Still, let’s go with replacing 11 Mn bpd of gasoil as an achievable target. How much hydrogen would that take? If we work on the idea of replacing liquid gasoil with liquid hydrogen, then we have to account for energy density differences. Liquid hydrogen has only around one quarter of the energy content of gasoil – not least because liquefying one litre hydrogen uses equivalent to 300 millilitres of hydrogen. So to replace 11 Mn barrels of gasoil, industry must produce 44 Mn barrels of hydrogen a day.
Moreover, creating renewable hydrogen means using wind farms, hydro energy, solar or nuclear power to create and store hydrogen by using the surplus electricity generated during off-peak electricity demand to produce the hydrogen as a store of energy, then to liquefy it. That energy can then be released by the hydrogen as electricity via a fuel cell, or as kinetic energy via an engine. (This is the principle behind the Power-to-X concept).
Not every country will have the wind, solar or hydro capacity to produce all the hydrogen it needs. And for some countries, the nuclear option is unfavourable. Japan for instance relies on imports of oil and gas – and was until last year the biggest importer of LNG with China on course to overtake it this year.

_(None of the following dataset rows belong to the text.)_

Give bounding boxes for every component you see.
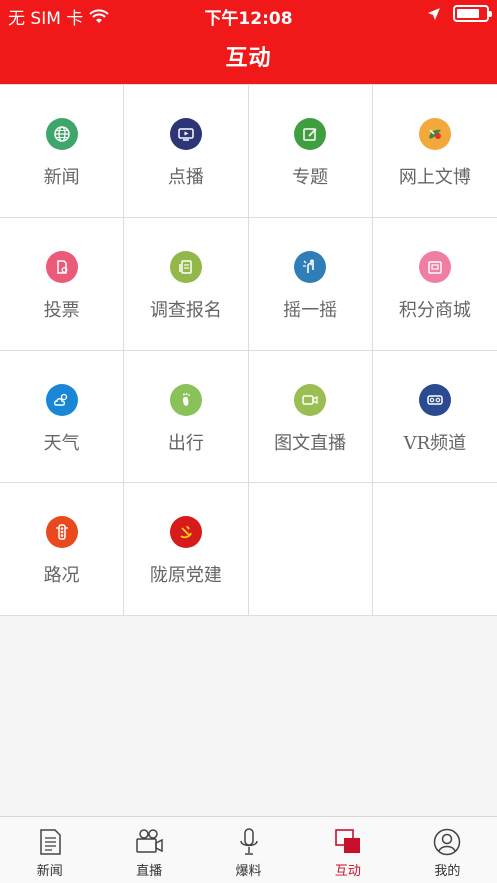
- grid-item-label: 路况: [43, 565, 80, 587]
- grid-item-label: VR频道: [403, 432, 467, 454]
- grid-empty-cell: [372, 483, 497, 616]
- grid-item-news[interactable]: 新闻: [0, 85, 125, 218]
- status-right: [427, 5, 492, 22]
- grid-item-traffic[interactable]: 路况: [0, 483, 125, 616]
- battery-icon: [453, 5, 492, 22]
- tab-interaction[interactable]: 互动: [298, 817, 397, 883]
- grid-item-photo-live[interactable]: 图文直播: [248, 350, 373, 484]
- artifact-icon: [418, 118, 451, 150]
- grid-item-online-museum[interactable]: 网上文博: [372, 85, 497, 218]
- grid-item-label: 新闻: [43, 167, 80, 188]
- grid-item-label: 图文直播: [274, 432, 347, 454]
- tab-label: 新闻: [36, 864, 63, 879]
- edit-icon: [294, 118, 327, 150]
- grid-item-party-building[interactable]: 陇原党建: [124, 483, 249, 616]
- grid-item-label: 专题: [292, 167, 329, 188]
- grid-item-points-mall[interactable]: 积分商城: [372, 218, 497, 351]
- grid-item-label: 天气: [43, 432, 80, 454]
- grid-item-label: 网上文博: [398, 167, 471, 188]
- profile-icon: [434, 828, 461, 856]
- shake-icon: [294, 250, 327, 283]
- weather-icon: [45, 383, 78, 416]
- feature-grid: 新闻 点播 专题 网上文博 投票 调查报名 摇一摇 积分商城 天气 出行 图文直…: [0, 84, 497, 616]
- grid-item-topics[interactable]: 专题: [248, 85, 373, 218]
- vr-headset-icon: [418, 383, 451, 416]
- tab-live[interactable]: 直播: [99, 817, 198, 883]
- status-time: 下午12:08: [204, 9, 293, 29]
- tab-bar: 新闻 直播 爆料 互动 我的: [0, 816, 497, 883]
- grid-item-label: 投票: [43, 299, 80, 321]
- mall-icon: [418, 250, 451, 283]
- nav-bar: 互动: [0, 28, 497, 84]
- tab-label: 直播: [136, 864, 163, 879]
- footprint-icon: [169, 383, 202, 416]
- tab-label: 互动: [334, 864, 361, 879]
- tab-report[interactable]: 爆料: [199, 817, 298, 883]
- page-title: 互动: [225, 46, 272, 71]
- grid-item-label: 积分商城: [398, 299, 471, 321]
- movie-camera-icon: [136, 829, 163, 853]
- tv-play-icon: [169, 118, 202, 150]
- grid-item-label: 摇一摇: [283, 299, 338, 321]
- grid-item-label: 点播: [167, 167, 204, 188]
- grid-item-vr[interactable]: VR频道: [372, 351, 497, 484]
- grid-item-label: 陇原党建: [149, 565, 222, 587]
- grid-item-shake[interactable]: 摇一摇: [248, 217, 373, 351]
- tab-label: 爆料: [235, 864, 262, 879]
- grid-item-label: 调查报名: [149, 299, 222, 321]
- grid-item-travel[interactable]: 出行: [124, 350, 249, 484]
- video-camera-icon: [294, 383, 327, 416]
- globe-icon: [45, 118, 78, 150]
- interaction-icon: [335, 829, 360, 853]
- vote-icon: [45, 250, 78, 283]
- survey-icon: [169, 250, 202, 283]
- grid-item-survey[interactable]: 调查报名: [124, 217, 249, 351]
- microphone-icon: [239, 828, 258, 855]
- tab-label: 我的: [434, 864, 461, 879]
- grid-empty-cell: [248, 483, 373, 616]
- tab-news[interactable]: 新闻: [0, 817, 99, 883]
- location-arrow-icon: [428, 7, 440, 20]
- battery-level: [457, 9, 479, 18]
- newspaper-icon: [39, 829, 61, 855]
- grid-item-vod[interactable]: 点播: [124, 85, 249, 218]
- grid-item-label: 出行: [167, 432, 204, 454]
- grid-item-weather[interactable]: 天气: [0, 350, 125, 484]
- tab-profile[interactable]: 我的: [398, 817, 497, 883]
- status-bar: 无 SIM 卡 下午12:08: [0, 0, 497, 29]
- party-emblem-icon: [169, 516, 202, 549]
- traffic-light-icon: [45, 516, 78, 549]
- grid-item-vote[interactable]: 投票: [0, 217, 125, 351]
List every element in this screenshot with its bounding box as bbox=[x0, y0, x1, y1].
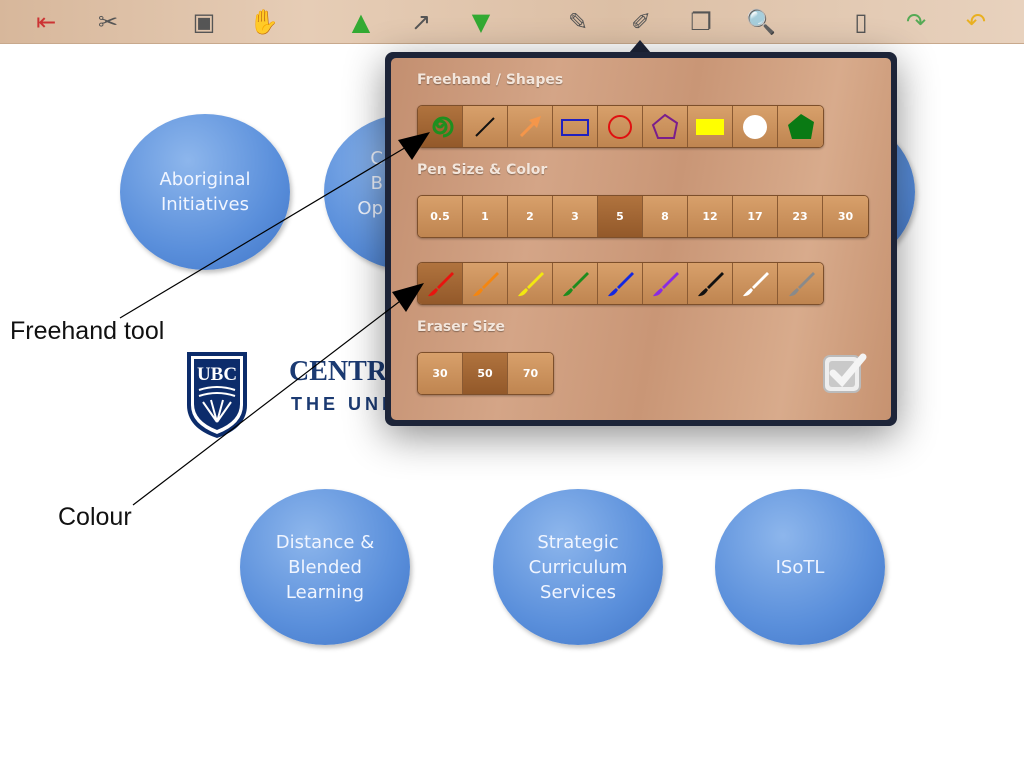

Since Fukushima, Japan has a policy of not building more nuclear reactors, but insufficient wind and solar resources mean that it cannot build enough Power-to-X plants to be self-sufficient in hydrogen. Japan will have to import it.
Building on its LNG experience, Japan is developing a hydrogen supply chain. A plant in Victoria, Australia, is creating hydrogen from brown coal. This is being shipped in prototype 8,500 tonne, 1,250 m3 liquefied hydrogen (LH2) tanker to Kobe for regassification and use. In time, basis Japan’s LNG shipping experience, it may be able to build much larger LH2 tankers. The most modern LNG tankers load around 180,000 m3.
Japan has consumed around 0.8 Mn bpd of gasoil this year. To replace that, it would need (very roughly) 2.4 Mn barrels of hydrogen, which works out (again very roughly) at about 380,000 m3. If LH2 tankers of around 180,000 m3 could be built, Japan would need two a day to call to replace its gasoil with hydrogen.
If those LH2 tankers sailed at 12 knots from Melbourne to Kobe, and spent four days in port at each end, they could each perform just shy of eight Australia-Japan round trips a year. If two a day would be necessary for Japan’s import demand, then a fleet of 92 LH2 tankers would have to be constructed.
Once we begin to think about the potential scale of global hydrogen trade, the demand for hydrogen tankers could easily be ten times that of Japan, which is a top five global energy consumer.
There are around 850 VLCCs and around 600 LNG tankers in operation. The size of those fleets may give us some indication of the potential size of the LH2 shipping market.
That’s potentially good news for tanker owners, though the question remains, what will the LH2 shipping market look like? Will bit be like the oil tanker market, with diverse ownership and a spot freight trading arena in which around 130 VLCC fixtures take place every month? Or will it be more like the LNG shipping market in which around 70 per cent of all volumes are shipped as part of long-term contracts? The latter seems more likely as LH2 tanker cost structures may look more like those of an LNG tanker than an VLCC, meaning that long-term employment is the best way to get financing to build them.
We are in the realm of science fiction here but on the cusp of technological fact. An LH2 shipping market is pretty much a dead certainty. That may be a consolation to ship owners wondering what will become of them if and when we pass peak demand for coal, then oil, then natural gas.